The judge said it was the delay in seeking medical aid that helped him conclude that probation was inappropriate in this case, but a potential life sentence would be inappropriate as well.

Acknowledging that the prosecution might challenge his decision on appeal, Elias chose to sentence Trahan to an 11-year term on the manslaughter charge, and grant probation for the assault. The probation term will expire when Trahan is released from prison on parole.

“Ethically, I believe I’m doing the right thing,” said the judge, who denied a defense motion for a new trial before ordering the sentence.

Trahan will have to serve 85 percent of his prison term. He has credit for more than three years in custody.

The prosecutor argued in trial that Trahan and his wife, Jessica, were overwhelmed by the demands of caring for Willow and her twin brother, who were born six weeks premature. Citing testimony from a deputy medical examiner, the prosecutor said the blunt-force injuries Willow suffered, including a skull fracture and bruising on the brain, were too severe to be accidental.
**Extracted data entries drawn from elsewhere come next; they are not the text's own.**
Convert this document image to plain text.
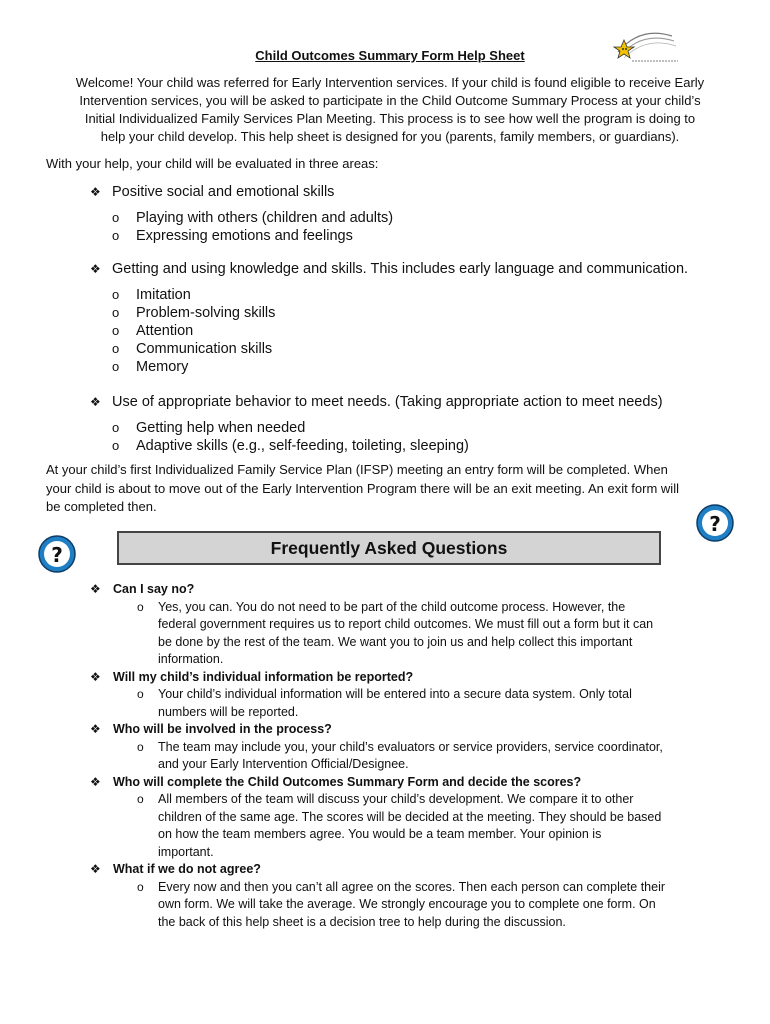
Child Outcomes Summary Form Help Sheet
Welcome! Your child was referred for Early Intervention services. If your child is found eligible to receive Early
Intervention services, you will be asked to participate in the Child Outcome Summary Process at your child’s
Initial Individualized Family Services Plan Meeting. This process is to see how well the program is doing to
help your child develop. This help sheet is designed for you (parents, family members, or guardians).
With your help, your child will be evaluated in three areas:
❖ Positive social and emotional skills
o	Playing with others (children and adults)
o	Expressing emotions and feelings
❖ Getting and using knowledge and skills. This includes early language and communication.
o	Imitation
o	Problem-solving skills
o	Attention
o	Communication skills
o	Memory
❖ Use of appropriate behavior to meet needs. (Taking appropriate action to meet needs)
o	Getting help when needed
o	Adaptive skills (e.g., self-feeding, toileting, sleeping)
At your child’s first Individualized Family Service Plan (IFSP) meeting an entry form will be completed. When
your child is about to move out of the Early Intervention Program there will be an exit meeting. An exit form will
be completed then.
?
?	Frequently Asked Questions
❖ Can I say no?
o	Yes, you can. You do not need to be part of the child outcome process. However, the
federal government requires us to report child outcomes. We must fill out a form but it can
be done by the rest of the team. We want you to join us and help collect this important
information.
❖ Will my child’s individual information be reported?
o	Your child’s individual information will be entered into a secure data system. Only total
numbers will be reported.
❖ Who will be involved in the process?
o	The team may include you, your child’s evaluators or service providers, service coordinator,
and your Early Intervention Official/Designee.
❖ Who will complete the Child Outcomes Summary Form and decide the scores?
o	All members of the team will discuss your child’s development. We compare it to other
children of the same age. The scores will be decided at the meeting. They should be based
on how the team members agree. You would be a team member. Your opinion is
important.
❖ What if we do not agree?
o	Every now and then you can’t all agree on the scores. Then each person can complete their
own form. We will take the average. We strongly encourage you to complete one form. On
the back of this help sheet is a decision tree to help during the discussion.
Jessica Trahan was convicted of misdemeanor child neglect for failing to seek medical attention for Willow right away. At a previous hearing, the judge placed her on probation for four years and ordered her to complete 200 hours of community service.

Outside the courtroom Tuesday, White said Trahan was a “devoted husband and father,” and that what happened to his family was a tragedy, but would never happen again.